Interactions between nano-TiO2 and the oral cavity: impact of nanomaterial surface hydrophilicity/hydrophobicity.

Titanium dioxide (TiO2) nanoparticles are available in a variety of oral applications, such as food additives and cosmetic products. Thus, questions about their potential impact on the oro-gastrointestinal route rise. The oral cavity represents the first portal of entry and is known to rapidly interact with nanoparticles. Surface charge and size contribute actively to the particle-cell interactions, but the influence of surface hydrophilicity/hydrophobicity has never been shown before. This study addresses the biological impact of hydrophilic (NM 103, rutile, 20 nm) and hydrophobic (NM 104, rutile, 20 nm) TiO2 particles within the buccal mucosa. Particle characterization was addressed with dynamic light scattering and laser diffraction. Despite a high agglomeration tendency, 10% of the particles/agglomerates were present in the nanosized range and penetrated into the mucosa, independent of the surface properties. However, significant differences were observed in intracellular particle localization. NM 104 particles were found freely distributed in the cytoplasm, whereas their hydrophobic counterparts were engulfed in vesicular structures. Although cell viability/membrane integrity was not affected negatively, screening assays demonstrated that NM 104 particles showed a higher potential to decrease the physiological mitochondrial membrane potential than NM 103, resulting in a pronounced generation of reactive oxygen species.

The oral cavity as a biological barrier system: design of an advanced buccal in vitro permeability model.

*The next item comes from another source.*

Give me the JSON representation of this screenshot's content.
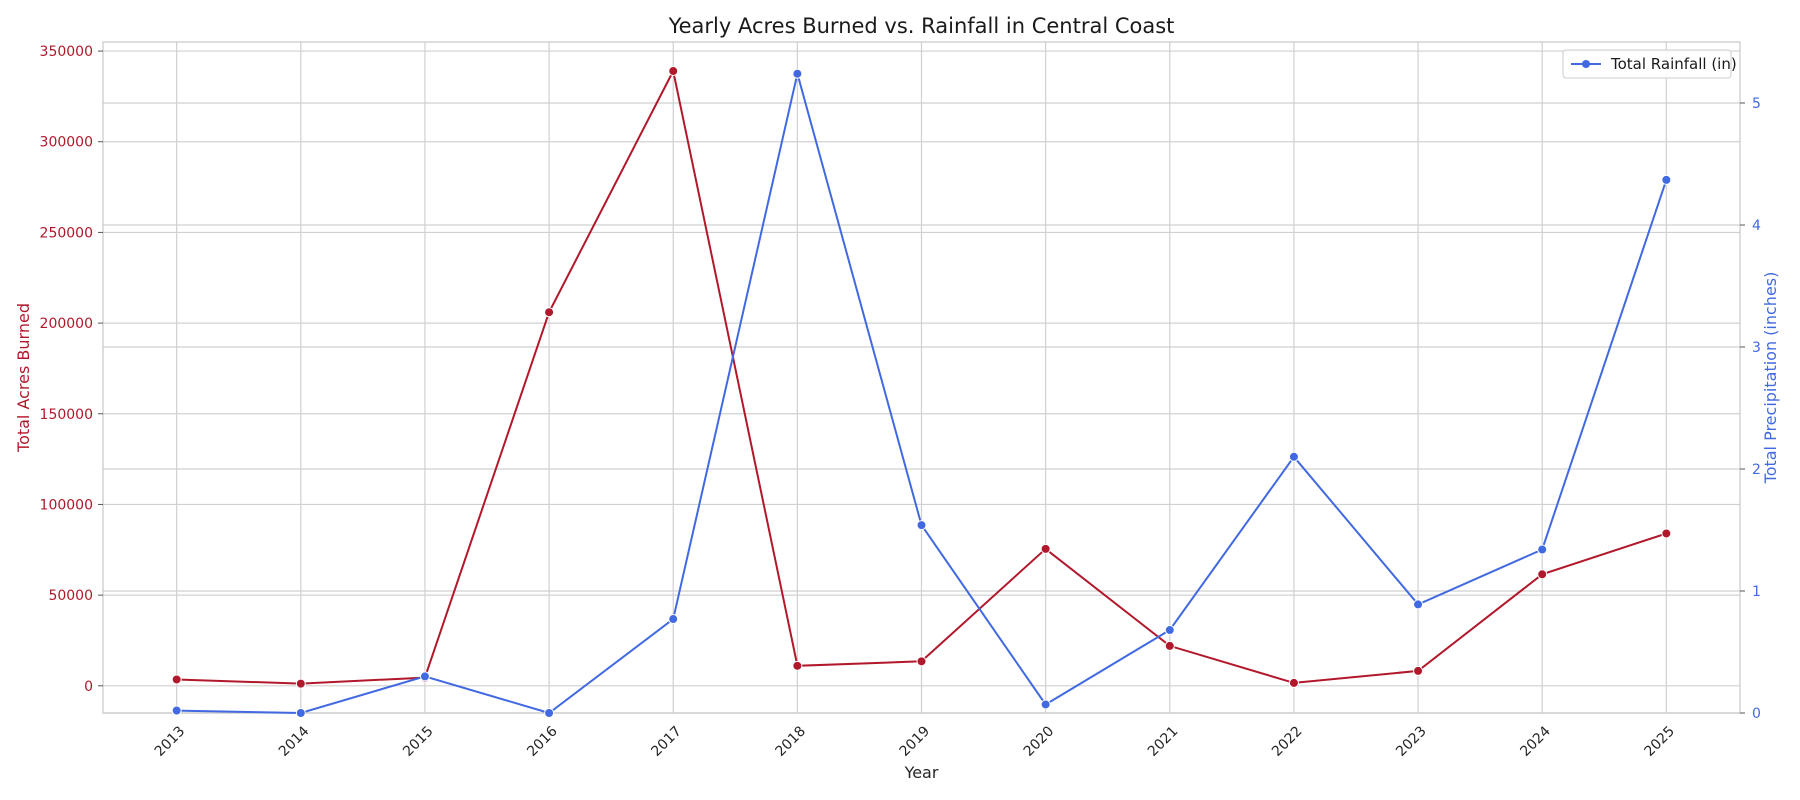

An important area for future research lies in finding a drug delivery system across or into the oral mucosa. However, to design such systems, simplified biological models are necessary so that the mechanisms and/or interactions of interest can readily be studied. The oral epithelium is covered by a complex mucus layer, which enables exchange of nutrients and provides lubrication. However, it has been demonstrated that mucus has an impact on the mobility of nanoparticles and drug molecules. Thus, we aimed to develop an advanced buccal in vitro model for studying transport of nanoparticles, taking the mucus layer into account. First, animal mucins (porcine gastric, bovine submaxillary) were compared with natural human mucin regarding chemical and morphological structure. Second, an "external" mucus layer was prepared by a film method and deposited onto an oral cell line (TR 146), cultured on transwells®. Adherence of the mucin fibers was evaluated and the viability of the model was assessed. Nanoparticle transport studies were performed with this advanced in vitro model and an ex vivo diffusion system. The results revealed that porcine mucin is most similar to human natural mucin in chemical structure and morphology. Both the bovine and porcine mucin fibers adhered onto the oral cells: Due to the different morphology of bovine mucin, the viability of the oral cells decreased, whereas porcine mucin maintained the viability of the model for more than 48 h. Comparison of in vitro data with ex vivo data suggested reliability of the advanced buccal in vitro model. Additionally, it was demonstrated that the mucus layer in the oral cavity also acts as a strong barrier for the mobility of nanoparticles.